Despite low growth expected in the semiconductor industry, good performances in the wireless segment are helping drive sales.
Analysts at IHS have made predictions for the next twelve months and are expecting a bumpy road ahead, even if careering off into outright catastrophe isn’t on the cards just yet.
The soothsayers do believe that there should be an upturn towards the end of the year. However, this will even out for a decent if hardly spectacular level of growth throughout 2012.
In this case it is expected that semi industry revenues will hit $323.2 billion, up 3.3 percent from $312.8 billion last year. This is still better than the 1.25 percent revenue increase seen last year, but nevertheless market watchers are hardly jumping for joy.
Analysts reckon that if there are to be relatively stable conditions then growth should be good over the next few years, following a potential world economy recovery in 2013. In this case growth could rise from 6.6 percent to 7.9 percent between 2013 and 2015, reaching $397.7 billion by the mid-point of the decade.
Anyone betting on best case scenarios is certainly optimistic. At the beginning of last year there was optimism for good recovery in the chip market, until wave after wave of unforeseen upheavals battered markets across the world.
Considering the volatile situation at the moment, not to mention a year set to be bookended by a Mayan-predicted apocalypse, confidence that everything will turn out as a best case scenario is quite low.
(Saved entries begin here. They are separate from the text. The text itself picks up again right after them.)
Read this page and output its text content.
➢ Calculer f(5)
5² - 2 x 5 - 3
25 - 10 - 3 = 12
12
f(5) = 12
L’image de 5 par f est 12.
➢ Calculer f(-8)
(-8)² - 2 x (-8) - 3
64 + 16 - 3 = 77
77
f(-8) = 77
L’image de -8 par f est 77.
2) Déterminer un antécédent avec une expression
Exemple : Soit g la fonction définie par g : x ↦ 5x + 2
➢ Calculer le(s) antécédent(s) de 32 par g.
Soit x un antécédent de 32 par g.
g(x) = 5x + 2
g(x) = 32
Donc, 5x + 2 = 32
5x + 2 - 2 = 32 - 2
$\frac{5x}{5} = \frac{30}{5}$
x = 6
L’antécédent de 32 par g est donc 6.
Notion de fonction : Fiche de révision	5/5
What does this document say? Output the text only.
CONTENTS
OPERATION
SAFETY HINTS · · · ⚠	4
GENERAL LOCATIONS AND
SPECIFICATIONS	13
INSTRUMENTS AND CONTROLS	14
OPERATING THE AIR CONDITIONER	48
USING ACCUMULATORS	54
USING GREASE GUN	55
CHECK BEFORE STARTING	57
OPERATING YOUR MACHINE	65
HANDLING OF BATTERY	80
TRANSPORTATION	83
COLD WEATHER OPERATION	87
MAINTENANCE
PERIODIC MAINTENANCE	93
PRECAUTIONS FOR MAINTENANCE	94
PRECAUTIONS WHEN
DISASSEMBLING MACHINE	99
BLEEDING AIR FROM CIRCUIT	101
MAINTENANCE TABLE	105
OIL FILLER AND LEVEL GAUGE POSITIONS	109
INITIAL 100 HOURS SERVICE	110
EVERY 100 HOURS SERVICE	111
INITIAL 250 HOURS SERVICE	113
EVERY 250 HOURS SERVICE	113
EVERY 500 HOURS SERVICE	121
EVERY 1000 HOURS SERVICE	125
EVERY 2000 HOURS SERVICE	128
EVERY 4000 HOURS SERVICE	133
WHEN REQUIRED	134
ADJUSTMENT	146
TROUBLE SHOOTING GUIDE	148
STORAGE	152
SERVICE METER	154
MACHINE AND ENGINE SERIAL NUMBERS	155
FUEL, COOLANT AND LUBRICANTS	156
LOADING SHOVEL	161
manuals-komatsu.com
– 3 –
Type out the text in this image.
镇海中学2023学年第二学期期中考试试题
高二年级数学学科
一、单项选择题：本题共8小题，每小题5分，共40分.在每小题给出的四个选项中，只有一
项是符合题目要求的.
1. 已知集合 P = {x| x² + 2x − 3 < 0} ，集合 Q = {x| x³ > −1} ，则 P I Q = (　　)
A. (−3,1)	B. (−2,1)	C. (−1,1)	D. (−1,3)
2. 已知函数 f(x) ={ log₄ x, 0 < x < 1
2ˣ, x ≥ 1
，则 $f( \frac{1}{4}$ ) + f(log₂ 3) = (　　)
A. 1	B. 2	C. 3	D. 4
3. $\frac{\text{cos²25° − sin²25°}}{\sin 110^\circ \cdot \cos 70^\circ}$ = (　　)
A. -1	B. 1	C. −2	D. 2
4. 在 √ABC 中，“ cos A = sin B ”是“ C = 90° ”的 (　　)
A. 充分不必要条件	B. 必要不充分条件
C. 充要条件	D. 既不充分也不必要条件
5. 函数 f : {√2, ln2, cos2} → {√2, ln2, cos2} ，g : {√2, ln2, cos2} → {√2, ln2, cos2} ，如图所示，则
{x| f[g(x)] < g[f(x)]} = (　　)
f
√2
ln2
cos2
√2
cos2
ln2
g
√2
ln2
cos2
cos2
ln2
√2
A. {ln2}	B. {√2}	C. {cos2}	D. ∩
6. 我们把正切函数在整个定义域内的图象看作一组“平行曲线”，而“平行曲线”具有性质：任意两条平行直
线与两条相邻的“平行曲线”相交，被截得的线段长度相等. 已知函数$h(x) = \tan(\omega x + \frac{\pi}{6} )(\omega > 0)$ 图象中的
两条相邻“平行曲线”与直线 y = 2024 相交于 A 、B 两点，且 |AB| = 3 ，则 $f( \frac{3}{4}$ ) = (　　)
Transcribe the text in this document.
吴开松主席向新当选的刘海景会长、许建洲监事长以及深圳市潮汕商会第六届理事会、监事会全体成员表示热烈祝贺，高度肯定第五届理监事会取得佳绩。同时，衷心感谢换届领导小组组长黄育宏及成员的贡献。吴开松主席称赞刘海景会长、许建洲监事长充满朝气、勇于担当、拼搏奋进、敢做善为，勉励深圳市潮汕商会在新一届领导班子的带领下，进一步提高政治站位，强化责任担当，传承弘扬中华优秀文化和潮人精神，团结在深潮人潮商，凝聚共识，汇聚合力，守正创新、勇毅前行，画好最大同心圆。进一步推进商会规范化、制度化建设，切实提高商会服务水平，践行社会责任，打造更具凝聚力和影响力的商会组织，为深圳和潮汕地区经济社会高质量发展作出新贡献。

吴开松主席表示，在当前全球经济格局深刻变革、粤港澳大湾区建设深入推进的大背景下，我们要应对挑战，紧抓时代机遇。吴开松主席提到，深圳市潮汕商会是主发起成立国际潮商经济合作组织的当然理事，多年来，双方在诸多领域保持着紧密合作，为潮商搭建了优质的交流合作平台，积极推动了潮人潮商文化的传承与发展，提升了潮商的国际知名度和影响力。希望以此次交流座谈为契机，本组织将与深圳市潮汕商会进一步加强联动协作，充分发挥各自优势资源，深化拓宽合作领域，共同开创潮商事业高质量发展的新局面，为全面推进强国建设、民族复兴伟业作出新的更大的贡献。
The Eurozone is still crippled by indecision and uncertainties, and this is having knock on effects throughout the world, both in the US and in the East.
The potential impact on the semiconductor industry could be dire, though it is still well placed – aside from some inventory level problems – to flourish if the conditions are right.
While the DRAM industry may be expecting double digit revenue declines there are some positive signs. Wireless communications will perform well again, even if doubts remain over the PC and peripheral markets.
Consumer spending is set to continue to remain relatively high despite the uncertainty of the global economy, though this has not yet reignited chip demand to replenish stockpiles.
LTE will drive further increases in wireless infrastructure spending during the next year as wireless technology continues to make its mark. Global spending on LTE is expected to reach $24.3 billion in 2013, by which time even the UK will have finally began to catch up with 4G. This amounts to nearly triple the revenues expected for this year, penned in at $8.7 billion.
LTE infrastructure will reach $36.1 billion in 2015, while the precursor 3.5G is set to see spending of only $9.0 billion.
With certain countries rolling out 3.5G from 2009, this will be overtaken by full-on 4G services spending by 2013.
For the semiconductor industry, pressures are mounting to produce devices like metro cells that can be used along with wi-fi hotspots to provide coverage in public areas.
Some firms, such as Texas Instruments and Freescale, are already targeting the market, while companies like PicoChip and Broadcom are also readying scaled up versions of system on chip devices from femto bases.